The album closes with a gentle instrumental reprise of “Better Friends,” a much needed coda to the startling, apocalyptic “Burning Star,” another Tillis original.  The song already would’ve had a dramatic impact without it being released during a worldwide pandemic, but the current circumstances we find ourselves in certainly heightens the intensity of her search for truth and meaning in a world that resists sharing such things with us:  “If the writing’s on the wall, can’t say that we were never warned. Oh, what if everything is perfect, and all things must die to be reborn?  Is the sky really falling? Has it all been carved in stone? Are we all just waiting here for someone to take us home?”  It’s the kind of song that couldn’t be convincingly written or sung by someone in their twenties or thirties, and is the best reminder – on an album full of them – that our best artists become even more relevant and necessary with time.

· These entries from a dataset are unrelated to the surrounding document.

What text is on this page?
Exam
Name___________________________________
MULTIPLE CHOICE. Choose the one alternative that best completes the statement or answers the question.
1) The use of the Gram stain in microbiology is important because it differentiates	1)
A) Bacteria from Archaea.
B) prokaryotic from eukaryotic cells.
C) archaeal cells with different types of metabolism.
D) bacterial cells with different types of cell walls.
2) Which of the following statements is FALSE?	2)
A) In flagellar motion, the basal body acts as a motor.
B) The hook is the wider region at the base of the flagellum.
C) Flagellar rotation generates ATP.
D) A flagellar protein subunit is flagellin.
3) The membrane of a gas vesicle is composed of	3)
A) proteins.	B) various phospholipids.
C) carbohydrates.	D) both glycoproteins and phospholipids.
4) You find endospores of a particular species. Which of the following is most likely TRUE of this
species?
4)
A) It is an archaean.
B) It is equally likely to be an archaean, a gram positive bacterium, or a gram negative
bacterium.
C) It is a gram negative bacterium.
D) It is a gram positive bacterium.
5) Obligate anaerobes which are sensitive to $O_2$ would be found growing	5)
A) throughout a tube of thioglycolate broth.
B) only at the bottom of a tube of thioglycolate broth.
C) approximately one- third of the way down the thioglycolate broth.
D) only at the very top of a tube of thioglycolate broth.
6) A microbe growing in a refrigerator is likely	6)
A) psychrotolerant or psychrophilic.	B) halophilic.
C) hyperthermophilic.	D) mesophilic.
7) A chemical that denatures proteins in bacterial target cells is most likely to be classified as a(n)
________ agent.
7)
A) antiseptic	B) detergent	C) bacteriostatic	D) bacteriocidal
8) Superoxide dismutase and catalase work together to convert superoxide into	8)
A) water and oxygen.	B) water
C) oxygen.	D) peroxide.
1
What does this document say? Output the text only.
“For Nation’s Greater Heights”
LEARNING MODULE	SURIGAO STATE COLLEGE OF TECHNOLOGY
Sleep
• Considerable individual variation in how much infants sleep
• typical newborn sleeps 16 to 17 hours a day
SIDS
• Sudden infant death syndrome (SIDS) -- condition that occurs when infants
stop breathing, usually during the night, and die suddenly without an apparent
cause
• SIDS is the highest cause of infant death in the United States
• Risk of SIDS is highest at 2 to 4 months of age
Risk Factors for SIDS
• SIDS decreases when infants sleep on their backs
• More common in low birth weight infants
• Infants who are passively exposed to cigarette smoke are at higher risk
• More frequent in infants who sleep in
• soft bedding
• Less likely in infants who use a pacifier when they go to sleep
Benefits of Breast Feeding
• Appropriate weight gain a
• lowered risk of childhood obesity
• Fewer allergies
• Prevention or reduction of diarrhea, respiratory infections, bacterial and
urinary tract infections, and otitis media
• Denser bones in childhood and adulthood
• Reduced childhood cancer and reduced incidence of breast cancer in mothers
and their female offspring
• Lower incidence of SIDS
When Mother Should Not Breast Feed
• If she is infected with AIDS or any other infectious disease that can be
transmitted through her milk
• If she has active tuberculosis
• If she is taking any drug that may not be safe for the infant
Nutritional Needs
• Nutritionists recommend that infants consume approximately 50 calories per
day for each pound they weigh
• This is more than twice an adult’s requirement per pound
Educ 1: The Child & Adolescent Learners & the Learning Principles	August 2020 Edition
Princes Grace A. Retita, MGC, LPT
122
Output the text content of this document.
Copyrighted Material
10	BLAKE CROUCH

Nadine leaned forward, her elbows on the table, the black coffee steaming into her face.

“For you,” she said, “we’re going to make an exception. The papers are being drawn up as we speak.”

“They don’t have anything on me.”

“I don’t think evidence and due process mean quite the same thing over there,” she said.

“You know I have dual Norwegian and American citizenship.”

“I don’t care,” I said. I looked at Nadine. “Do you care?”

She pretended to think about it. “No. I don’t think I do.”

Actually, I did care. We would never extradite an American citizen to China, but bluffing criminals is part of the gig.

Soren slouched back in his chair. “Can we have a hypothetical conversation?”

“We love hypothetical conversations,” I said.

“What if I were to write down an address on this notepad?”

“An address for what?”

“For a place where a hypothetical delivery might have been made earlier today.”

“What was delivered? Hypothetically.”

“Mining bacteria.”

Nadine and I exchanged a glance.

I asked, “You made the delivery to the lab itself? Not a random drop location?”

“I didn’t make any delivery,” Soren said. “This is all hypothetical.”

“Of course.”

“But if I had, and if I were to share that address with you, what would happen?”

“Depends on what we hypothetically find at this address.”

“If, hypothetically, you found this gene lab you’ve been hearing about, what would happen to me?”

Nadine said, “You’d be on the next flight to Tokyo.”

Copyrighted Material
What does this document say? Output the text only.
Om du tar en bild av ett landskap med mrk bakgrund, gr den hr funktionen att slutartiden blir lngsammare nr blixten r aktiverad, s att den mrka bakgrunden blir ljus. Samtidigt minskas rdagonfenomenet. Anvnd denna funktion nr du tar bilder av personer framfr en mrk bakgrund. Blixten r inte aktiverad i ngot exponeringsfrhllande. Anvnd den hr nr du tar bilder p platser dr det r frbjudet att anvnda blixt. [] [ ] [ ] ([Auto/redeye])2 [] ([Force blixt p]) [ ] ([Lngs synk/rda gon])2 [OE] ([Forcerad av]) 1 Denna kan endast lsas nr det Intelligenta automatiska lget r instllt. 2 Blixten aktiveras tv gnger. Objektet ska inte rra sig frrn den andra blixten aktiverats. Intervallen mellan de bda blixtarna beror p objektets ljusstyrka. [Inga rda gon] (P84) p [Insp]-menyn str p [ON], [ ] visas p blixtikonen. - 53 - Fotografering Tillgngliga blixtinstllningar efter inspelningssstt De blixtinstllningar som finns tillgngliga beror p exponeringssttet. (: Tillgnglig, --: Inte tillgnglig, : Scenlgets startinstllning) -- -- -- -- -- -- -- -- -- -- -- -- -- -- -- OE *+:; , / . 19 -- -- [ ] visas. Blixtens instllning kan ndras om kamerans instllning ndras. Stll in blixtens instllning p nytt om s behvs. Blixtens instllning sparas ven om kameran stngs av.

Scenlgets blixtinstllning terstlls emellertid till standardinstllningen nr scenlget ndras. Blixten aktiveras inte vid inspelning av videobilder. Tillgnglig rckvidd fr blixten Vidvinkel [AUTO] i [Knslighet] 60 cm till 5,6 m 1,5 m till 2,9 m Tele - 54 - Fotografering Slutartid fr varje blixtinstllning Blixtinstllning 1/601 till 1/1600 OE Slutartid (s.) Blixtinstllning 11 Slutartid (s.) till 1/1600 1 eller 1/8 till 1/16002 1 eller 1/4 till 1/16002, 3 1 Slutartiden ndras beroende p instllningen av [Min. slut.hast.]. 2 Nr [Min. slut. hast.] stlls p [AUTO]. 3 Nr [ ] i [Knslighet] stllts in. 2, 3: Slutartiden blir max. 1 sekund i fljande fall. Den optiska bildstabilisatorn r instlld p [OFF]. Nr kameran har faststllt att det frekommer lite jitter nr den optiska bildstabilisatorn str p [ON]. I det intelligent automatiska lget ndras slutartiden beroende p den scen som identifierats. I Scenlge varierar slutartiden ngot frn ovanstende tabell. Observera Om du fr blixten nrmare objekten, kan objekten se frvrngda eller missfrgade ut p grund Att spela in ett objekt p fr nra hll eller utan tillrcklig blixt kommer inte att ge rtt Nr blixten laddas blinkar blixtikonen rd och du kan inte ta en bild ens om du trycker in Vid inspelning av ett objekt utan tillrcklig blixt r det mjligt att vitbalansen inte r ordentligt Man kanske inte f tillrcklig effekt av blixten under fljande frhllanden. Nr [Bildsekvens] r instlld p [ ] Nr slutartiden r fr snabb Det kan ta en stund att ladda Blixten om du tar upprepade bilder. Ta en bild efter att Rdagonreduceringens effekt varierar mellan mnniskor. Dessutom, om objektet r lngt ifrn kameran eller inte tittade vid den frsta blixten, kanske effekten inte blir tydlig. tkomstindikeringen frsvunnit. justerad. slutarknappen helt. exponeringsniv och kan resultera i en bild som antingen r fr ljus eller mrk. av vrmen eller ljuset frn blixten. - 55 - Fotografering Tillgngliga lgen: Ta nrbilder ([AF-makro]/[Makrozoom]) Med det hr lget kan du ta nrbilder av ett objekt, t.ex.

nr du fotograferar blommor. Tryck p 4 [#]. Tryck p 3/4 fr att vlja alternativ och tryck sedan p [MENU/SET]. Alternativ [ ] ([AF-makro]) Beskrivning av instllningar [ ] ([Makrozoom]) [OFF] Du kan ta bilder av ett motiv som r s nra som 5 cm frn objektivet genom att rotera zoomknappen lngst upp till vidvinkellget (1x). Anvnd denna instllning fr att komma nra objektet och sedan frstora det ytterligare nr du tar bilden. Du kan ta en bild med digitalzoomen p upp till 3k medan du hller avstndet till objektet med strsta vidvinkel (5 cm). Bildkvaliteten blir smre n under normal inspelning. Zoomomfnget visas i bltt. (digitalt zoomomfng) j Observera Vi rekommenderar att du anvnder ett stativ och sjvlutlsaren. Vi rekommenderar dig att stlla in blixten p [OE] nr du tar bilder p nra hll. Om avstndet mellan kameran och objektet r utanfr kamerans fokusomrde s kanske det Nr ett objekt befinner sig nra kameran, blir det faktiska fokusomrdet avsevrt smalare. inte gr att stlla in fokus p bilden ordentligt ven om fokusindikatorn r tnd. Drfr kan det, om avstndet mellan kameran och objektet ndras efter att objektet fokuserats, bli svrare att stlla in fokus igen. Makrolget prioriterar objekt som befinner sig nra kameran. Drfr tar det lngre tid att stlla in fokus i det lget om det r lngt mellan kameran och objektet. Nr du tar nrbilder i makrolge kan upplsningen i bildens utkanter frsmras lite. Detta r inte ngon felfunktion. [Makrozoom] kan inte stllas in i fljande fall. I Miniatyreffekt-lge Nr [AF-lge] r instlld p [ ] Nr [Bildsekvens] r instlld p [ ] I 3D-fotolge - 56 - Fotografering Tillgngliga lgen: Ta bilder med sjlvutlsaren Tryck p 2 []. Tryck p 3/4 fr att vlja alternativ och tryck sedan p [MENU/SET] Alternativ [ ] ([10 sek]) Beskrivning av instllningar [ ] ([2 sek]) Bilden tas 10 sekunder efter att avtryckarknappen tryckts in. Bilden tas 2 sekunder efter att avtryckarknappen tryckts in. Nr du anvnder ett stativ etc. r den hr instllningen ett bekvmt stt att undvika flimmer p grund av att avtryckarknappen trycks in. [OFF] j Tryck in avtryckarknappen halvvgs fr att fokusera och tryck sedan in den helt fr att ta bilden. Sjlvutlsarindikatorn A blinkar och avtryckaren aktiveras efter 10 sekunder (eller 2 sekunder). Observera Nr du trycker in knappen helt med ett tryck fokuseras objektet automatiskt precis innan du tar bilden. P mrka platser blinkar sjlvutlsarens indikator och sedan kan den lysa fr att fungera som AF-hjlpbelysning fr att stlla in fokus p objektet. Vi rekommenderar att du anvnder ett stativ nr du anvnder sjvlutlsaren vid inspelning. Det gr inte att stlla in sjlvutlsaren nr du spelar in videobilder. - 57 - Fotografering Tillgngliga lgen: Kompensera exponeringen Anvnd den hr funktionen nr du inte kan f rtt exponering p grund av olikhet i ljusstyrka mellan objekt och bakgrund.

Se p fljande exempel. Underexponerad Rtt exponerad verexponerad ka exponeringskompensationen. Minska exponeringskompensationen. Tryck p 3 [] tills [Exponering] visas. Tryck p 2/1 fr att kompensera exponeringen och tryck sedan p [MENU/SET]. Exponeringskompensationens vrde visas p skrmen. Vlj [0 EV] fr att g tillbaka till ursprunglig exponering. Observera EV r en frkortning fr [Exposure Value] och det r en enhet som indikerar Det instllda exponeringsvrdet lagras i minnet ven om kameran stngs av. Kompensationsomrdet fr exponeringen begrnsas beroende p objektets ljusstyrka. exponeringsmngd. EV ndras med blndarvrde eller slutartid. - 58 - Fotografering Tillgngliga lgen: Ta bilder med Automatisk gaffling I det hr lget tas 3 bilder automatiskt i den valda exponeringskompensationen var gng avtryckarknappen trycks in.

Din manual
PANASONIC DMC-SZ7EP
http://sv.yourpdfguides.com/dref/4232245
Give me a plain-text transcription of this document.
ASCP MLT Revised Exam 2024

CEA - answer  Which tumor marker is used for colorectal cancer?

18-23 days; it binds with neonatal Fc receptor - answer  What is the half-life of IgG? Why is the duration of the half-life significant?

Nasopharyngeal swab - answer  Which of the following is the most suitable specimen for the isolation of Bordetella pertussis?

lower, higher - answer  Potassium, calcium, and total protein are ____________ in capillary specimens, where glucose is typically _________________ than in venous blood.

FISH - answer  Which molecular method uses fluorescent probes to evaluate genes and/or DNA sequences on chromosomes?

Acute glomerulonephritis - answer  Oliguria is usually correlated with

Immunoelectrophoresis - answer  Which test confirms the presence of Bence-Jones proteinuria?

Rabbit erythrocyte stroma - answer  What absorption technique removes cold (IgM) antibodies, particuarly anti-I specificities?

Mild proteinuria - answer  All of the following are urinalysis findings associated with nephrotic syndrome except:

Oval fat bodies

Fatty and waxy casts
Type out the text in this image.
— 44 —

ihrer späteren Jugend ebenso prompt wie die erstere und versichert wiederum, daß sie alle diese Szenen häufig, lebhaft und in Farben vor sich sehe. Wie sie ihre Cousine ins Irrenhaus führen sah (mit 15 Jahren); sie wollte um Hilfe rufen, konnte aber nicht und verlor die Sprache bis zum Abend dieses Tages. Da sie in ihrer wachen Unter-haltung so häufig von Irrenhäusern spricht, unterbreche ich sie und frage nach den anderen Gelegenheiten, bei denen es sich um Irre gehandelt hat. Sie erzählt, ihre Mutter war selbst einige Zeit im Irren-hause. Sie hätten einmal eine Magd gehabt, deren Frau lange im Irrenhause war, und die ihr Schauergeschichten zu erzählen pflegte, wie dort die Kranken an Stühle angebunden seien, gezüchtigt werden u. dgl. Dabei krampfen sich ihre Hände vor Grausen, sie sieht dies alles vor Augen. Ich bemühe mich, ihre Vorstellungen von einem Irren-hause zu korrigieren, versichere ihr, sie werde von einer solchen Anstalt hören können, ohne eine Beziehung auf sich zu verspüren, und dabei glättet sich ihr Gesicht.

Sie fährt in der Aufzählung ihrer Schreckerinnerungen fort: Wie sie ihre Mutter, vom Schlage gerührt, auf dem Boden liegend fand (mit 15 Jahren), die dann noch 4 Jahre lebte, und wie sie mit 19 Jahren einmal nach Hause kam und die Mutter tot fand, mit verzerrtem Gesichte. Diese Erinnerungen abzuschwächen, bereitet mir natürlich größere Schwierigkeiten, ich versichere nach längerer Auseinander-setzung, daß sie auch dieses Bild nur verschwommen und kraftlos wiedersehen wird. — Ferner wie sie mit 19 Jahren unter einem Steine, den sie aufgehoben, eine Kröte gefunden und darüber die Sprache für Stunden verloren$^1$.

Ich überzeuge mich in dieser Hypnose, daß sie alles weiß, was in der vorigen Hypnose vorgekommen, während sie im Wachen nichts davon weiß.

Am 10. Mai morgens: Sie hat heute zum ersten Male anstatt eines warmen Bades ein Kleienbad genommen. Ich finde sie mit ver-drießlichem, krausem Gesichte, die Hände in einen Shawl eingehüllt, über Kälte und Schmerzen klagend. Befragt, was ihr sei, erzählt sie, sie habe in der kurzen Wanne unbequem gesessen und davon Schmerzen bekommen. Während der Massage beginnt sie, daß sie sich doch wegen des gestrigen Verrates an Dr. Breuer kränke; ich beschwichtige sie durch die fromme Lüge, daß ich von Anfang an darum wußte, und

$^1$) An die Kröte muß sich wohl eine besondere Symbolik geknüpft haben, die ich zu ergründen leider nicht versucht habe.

Looking For a Feeling is the first Pam Tillis album that could be credibly described as a roots album, with a sound that’s more Memphis than Nashville.  It’s a great sonic playground for her styled vocals, but it’s Tillis returning to her own roots as a songwriter and a journey woman that give the album its power.  That potent combination of singer and writer haven’t been felt this intensely on a Tillis record since her earliest work on Arista Records in the early nineties, and that it sounds like nothing she’s ever done before is, in its own way, a similar coming home.  What always made Tillis stand out in what was the golden era for women in country music was her artistic restlessness and the emotional truth of her material.  Looking For a Feeling showcases those strengths as well as anything she’s ever released.   It’s essential listening from an artist that’s been away for too long.

 

 

 

2 Comments

  1. Good album from singer/songwriter PamT. I like that line in “Lady Music” that KJC pointed out:
    “When there’s more miles behind than the miles left to travel
    And you know time’s a game you can’t win”. (But maybe you can delay the inevitable more than you think. In 2014, there were 72,197 Americans aged 100 or older, according to a report from the Centers for Disease Control and Prevention. That number is up 44 percent from 2000, when there were only 50,281 centenarians. )

    Another line I like, this from The Scheme of Things:

    “Only one good thing about goodbye
    There’s nothing more to say
    Heaven knows what kind of lies you’d tell
    If you thought you had to stay”

    Someone tell dt he doesn’t have to stay.